Inoltre, è opportuno sottolineare che le varie spiegazioni /giustificazioni riferite alla clientela per legittimare colpe che certo non ha (.. Lei usa troppo l'auto in città, oppure: lei fa percorsi troppo brevi, e via di questo passo), non hanno alcun valore giuridico, anzi stanno a dimostrare che il prodotto non è conforme all'uso cui è normalmente destinato (vedi Codice del Consumo) e non presenta le caratteristiche di funzionalità che ragionevolmente l'utente si attende.

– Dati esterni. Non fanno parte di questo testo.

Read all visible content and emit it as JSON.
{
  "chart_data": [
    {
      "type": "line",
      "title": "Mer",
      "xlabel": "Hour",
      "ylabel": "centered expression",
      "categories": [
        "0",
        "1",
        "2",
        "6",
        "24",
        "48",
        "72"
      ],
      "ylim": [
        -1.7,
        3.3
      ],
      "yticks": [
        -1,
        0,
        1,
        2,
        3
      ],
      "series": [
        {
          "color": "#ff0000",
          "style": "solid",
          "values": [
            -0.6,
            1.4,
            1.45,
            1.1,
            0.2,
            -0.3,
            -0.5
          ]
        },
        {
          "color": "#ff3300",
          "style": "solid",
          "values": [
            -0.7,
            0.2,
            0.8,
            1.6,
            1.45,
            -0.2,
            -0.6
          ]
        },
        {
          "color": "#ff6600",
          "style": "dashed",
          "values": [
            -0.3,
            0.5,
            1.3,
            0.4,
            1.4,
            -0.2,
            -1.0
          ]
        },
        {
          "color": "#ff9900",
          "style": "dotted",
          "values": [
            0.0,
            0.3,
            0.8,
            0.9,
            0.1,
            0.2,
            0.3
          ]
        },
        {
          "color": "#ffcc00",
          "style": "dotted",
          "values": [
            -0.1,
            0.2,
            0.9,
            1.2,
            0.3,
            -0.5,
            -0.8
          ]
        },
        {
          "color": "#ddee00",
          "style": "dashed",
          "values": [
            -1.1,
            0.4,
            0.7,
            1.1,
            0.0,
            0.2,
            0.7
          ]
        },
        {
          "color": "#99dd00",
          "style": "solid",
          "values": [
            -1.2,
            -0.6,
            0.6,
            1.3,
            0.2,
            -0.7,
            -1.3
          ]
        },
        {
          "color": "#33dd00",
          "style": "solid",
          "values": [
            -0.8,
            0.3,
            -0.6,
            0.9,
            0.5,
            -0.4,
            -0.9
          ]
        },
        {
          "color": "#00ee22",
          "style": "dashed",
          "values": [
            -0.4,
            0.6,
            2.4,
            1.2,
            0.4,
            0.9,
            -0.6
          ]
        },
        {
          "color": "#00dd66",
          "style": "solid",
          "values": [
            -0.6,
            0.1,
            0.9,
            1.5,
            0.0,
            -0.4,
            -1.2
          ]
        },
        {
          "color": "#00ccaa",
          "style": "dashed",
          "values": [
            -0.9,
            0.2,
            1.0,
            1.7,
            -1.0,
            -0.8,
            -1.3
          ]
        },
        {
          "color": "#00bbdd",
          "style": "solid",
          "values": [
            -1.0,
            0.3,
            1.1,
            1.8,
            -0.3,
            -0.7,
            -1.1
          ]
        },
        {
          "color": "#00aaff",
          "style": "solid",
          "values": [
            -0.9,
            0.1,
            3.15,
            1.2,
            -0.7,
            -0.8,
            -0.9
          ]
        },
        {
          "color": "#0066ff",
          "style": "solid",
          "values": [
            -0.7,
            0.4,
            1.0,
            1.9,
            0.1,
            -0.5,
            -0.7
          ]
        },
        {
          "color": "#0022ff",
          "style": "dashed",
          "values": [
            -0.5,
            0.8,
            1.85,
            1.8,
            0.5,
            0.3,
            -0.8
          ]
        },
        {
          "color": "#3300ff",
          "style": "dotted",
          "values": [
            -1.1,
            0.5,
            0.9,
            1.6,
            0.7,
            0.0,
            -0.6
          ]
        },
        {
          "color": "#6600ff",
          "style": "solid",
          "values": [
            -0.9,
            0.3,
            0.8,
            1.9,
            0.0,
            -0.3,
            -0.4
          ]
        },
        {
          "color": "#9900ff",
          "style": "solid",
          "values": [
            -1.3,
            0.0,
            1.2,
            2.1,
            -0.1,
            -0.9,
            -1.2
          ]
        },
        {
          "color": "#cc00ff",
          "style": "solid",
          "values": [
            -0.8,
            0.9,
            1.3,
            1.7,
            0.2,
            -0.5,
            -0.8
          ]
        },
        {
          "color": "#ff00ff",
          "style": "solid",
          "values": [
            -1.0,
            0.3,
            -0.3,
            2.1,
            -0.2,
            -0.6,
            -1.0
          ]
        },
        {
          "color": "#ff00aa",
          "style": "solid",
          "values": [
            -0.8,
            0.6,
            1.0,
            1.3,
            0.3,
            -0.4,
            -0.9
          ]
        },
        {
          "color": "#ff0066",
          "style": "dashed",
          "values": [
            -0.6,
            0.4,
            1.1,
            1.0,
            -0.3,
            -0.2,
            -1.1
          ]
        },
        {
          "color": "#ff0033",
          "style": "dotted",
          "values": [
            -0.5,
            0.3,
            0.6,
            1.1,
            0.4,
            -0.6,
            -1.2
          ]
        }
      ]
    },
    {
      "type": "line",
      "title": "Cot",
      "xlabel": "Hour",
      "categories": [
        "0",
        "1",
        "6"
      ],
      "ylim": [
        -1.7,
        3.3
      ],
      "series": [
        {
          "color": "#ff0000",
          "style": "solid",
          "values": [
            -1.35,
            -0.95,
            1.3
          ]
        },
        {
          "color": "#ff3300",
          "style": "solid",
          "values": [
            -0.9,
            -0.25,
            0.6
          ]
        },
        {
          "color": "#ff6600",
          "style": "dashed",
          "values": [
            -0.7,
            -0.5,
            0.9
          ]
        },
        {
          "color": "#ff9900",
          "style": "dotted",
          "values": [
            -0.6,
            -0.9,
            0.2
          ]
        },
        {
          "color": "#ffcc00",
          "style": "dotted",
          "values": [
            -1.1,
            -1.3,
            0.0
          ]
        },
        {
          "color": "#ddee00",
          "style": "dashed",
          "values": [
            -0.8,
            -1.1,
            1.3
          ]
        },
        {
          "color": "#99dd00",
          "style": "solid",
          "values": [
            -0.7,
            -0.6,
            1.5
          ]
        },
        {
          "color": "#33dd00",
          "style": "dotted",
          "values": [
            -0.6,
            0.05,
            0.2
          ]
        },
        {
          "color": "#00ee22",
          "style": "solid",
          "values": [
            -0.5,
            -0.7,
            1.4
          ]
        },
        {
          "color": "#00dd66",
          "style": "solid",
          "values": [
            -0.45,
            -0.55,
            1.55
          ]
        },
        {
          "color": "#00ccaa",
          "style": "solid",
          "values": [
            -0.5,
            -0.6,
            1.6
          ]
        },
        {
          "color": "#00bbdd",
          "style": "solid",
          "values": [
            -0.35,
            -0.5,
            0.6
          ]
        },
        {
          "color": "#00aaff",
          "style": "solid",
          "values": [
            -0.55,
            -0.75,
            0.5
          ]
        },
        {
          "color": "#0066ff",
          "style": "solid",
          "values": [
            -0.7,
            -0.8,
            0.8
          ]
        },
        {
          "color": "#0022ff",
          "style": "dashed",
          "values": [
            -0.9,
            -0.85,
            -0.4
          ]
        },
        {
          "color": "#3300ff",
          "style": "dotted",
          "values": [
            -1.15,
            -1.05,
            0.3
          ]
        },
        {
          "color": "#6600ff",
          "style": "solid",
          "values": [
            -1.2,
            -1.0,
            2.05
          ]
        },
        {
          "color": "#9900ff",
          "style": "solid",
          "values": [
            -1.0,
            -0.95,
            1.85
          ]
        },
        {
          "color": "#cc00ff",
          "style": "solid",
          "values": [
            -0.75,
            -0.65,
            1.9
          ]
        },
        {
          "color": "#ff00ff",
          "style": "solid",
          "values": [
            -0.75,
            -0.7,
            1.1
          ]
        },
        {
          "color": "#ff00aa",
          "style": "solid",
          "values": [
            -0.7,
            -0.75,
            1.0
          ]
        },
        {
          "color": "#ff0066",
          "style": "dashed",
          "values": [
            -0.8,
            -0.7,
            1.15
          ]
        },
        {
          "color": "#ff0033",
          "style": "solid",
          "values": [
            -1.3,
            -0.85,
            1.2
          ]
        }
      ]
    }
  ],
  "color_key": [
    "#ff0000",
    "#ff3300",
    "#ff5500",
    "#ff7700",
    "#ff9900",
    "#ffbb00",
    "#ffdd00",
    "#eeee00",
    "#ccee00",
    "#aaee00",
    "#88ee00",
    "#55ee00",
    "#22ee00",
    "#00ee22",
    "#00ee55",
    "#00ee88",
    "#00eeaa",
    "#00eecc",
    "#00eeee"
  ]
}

In Italia il consumatore ha poche possibilità di difesa: se agisce da solo, non resta che l'azione legale con le spese e i tempi lunghi che tutti conosciamo. Un'azione collettiva, tramite un ente difesa consumatori, sarebbe in teoria possibile ma nel nostro Paese manca una legge severa ed inesorabile nei confronti dei fabbricanti inadempienti come esiste negli USA.
Tuttavia l'arma infallibile del cliente-consumatore è la possibilità di scelta e il passa-parola sulle qualità o i difetti di un certo prodotto. E' statisticamente provato che un cliente scontento, ne crea almeno altri 50-60 fra conoscenti amici e parenti, non più disposti ad acquistare quel prodotto. E poi nel Web l'informazione circola (fortunatamente).